Три певца своей жизни (Казанова, Стендаль, Толстой) | страница 40



ПОРТРЕТ КАЗАНОВЫ В СТАРОСТИ

Altera nunc rerum facies, me quaero, nec adsum. Non sum, qui fueram, non putor esse: fui [107].

Подпись на его портрете в старости

Годы 1797-1798. Кровавая метла революции покончила с галантным веком, головы христианнейших короля и королевы [108] скатились в корзину гильотины, и маленький корсиканский генерал [109] послал к черту десять дюжин князей и князьков, а с ними и господ венецианских инквизиторов. Теперь читают не энциклопедию, не Вольтера и Руссо, а трескучие бюллетени с театра военных действий. Великий пост покрыл пеплом Европу, кончились карнавалы, и миновало рококо с его кринолинами и напудренными париками, с серебряными пряжками на туфлях и брюссельскими кружевами. Уж не носят бархатных камзолов, - их сменили мундир и буржуазный костюм.

Но странно: живет человек, забывший о времени, - старый-престарый человечек, забившийся где-то там, в самом темном уголке Богемии, как кавалер Глюк в легенде Э. Т. А. Гофмана, - среди белого дня спускается тяжелой поступью по неровной мостовой похожий на пеструю птицу человечек в бархатном жилете с позолоченными пуговицами, в поношенном пальто, в кружевном воротнике, в шелковых чулках, украшенных цветочками подвязках и парадной шляпе с белыми перьями.
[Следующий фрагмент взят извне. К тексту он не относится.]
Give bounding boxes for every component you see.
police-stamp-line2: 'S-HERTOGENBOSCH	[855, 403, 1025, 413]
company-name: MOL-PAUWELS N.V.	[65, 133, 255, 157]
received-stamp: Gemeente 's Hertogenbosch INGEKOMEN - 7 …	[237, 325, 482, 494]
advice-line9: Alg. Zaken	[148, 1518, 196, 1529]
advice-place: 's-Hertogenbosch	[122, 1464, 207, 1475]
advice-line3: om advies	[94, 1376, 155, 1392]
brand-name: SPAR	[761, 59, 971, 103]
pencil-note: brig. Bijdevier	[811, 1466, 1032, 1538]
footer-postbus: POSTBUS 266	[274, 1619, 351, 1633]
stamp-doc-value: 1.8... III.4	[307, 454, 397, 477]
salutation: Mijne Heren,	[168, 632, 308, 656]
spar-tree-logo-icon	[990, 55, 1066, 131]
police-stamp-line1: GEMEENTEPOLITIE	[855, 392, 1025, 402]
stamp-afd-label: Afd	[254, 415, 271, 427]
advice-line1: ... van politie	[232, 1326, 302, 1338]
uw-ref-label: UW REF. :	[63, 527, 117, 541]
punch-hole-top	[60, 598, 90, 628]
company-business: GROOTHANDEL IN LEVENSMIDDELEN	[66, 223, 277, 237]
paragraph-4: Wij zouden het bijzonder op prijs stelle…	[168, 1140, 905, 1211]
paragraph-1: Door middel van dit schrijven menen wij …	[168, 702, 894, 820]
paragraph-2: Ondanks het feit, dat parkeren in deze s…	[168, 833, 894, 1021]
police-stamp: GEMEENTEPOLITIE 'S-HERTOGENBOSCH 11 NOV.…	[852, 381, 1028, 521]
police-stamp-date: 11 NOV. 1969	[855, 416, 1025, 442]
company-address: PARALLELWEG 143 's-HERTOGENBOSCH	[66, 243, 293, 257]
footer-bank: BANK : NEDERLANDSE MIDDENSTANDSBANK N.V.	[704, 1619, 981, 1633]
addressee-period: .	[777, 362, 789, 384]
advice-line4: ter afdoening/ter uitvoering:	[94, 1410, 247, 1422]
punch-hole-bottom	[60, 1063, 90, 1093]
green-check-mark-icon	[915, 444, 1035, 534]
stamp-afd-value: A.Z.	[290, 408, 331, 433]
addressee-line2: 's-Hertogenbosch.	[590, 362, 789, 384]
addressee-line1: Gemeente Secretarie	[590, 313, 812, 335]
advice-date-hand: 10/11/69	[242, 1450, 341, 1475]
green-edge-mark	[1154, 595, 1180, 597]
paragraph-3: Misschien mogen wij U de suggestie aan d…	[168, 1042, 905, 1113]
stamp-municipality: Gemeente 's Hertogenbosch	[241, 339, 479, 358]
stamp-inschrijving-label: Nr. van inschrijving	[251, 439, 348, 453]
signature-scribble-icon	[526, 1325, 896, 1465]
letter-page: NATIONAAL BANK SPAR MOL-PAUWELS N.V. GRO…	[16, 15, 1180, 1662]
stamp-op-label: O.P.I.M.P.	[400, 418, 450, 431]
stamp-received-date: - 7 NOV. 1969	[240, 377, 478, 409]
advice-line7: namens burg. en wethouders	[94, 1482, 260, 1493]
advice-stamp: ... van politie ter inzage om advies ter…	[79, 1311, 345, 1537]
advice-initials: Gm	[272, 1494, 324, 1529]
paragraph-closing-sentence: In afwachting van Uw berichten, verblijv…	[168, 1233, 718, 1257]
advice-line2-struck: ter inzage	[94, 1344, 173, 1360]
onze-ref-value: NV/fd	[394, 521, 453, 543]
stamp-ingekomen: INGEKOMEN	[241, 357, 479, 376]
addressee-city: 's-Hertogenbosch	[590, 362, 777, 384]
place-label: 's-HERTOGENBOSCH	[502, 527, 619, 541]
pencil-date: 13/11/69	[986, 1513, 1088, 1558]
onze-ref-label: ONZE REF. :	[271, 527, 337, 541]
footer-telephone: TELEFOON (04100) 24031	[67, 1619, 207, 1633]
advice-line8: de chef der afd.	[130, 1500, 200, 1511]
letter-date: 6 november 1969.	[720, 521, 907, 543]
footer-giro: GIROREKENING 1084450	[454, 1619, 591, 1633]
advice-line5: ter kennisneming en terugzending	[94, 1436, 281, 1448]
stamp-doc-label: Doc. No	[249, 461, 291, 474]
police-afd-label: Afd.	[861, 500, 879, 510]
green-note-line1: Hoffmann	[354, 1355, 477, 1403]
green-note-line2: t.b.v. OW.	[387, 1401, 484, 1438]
Этот живой курьез носит еще по старинному обычаю косу, хотя и плохо напудренную (у него теперь нет слуг!), и дрожащая рука величественно опирается на старомодную трость с золотым набалдашником - такую, как носили в Пале-Рояле в 1730 году. В самом деле - это Казанова или, вернее, его мумия; он все еще жив, несмотря на бедность, злобу и сифилис. Кожа стала пергаментной, нос - крючковатый клюв - выдается над дрожащим слюнявым ртом, густые поседевшие брови растрепаны; все это говорит о старости и тлении, об омертвении в желчной злобе и книжной пыли. Только черные как смоль глаза, полные прежнего беспокойства, зло и остро бегают под полузакрытыми веками. Но он недолго бросает взгляды направо и налево, он угрюмо ворчит и брюзжит про себя, ибо он не в духе: Казанова всегда не в духе с тех пор, как судьба швырнула его в эту богемскую навозную кучу. Зачем подымать глаза, если каждый взор будет слишком большой честью для этих глупых ротозеев, этих широкомордых немецко-богемских пожирателей картошки, которые не высовывают носа за пределы своей грязной деревни и даже не приветствуют, как должно, его, шевалье де Сенгаль, который в свое время всадил пулю в живот польского гофмаршала и получил из собственных рук папы золотые шпоры. И женщины - это еще неприятнее - не оказывают ему уважения; они прикрывают рот рукою, чтобы сдержать грубый, мужицкий смех; они знают, над чем смеются: служанки рассказали пастору, что старый подагрик нередко залезает рукой под юбки и на своем непонятном языке шепчет им на ухо всякие глупости. Но эта чернь все же лучше, чем проклятая челядь, на волю которой он отдан дома, "ослы, пинки которых он должен терпеть", - прежде всего Фельткирхнер, домоправитель, и Видерхольт, его помощник. Канальи! Они нарочно вчера опять пересолили его суп и сожгли макароны, вырвали портрет из его "Икозамерона" и повесили его в клозете; эти негодяи осмелились поколотить его маленькую, в черных пятнах, собачку Мелампигу (Чернозадку), подаренную ему графиней Роггендорф, только за то, что милый зверек напакостил в комнатах. О, где прекрасные времена, когда этот лакейский сброд можно было просто заковать в колодки и переломать кости всей своре, вместо того чтобы терпеть подобные дерзости. Но в наши дни, благодаря Робеспьеру, эти канальи подняли голову, якобинцы замарали эпоху, и сам он теперь только старый, несчастный, беззубый пес. Тут не помогут сетования, брюзжание и воркотня, лучше наплевать на этот сброд, подняться в свою комнату и читать Горация.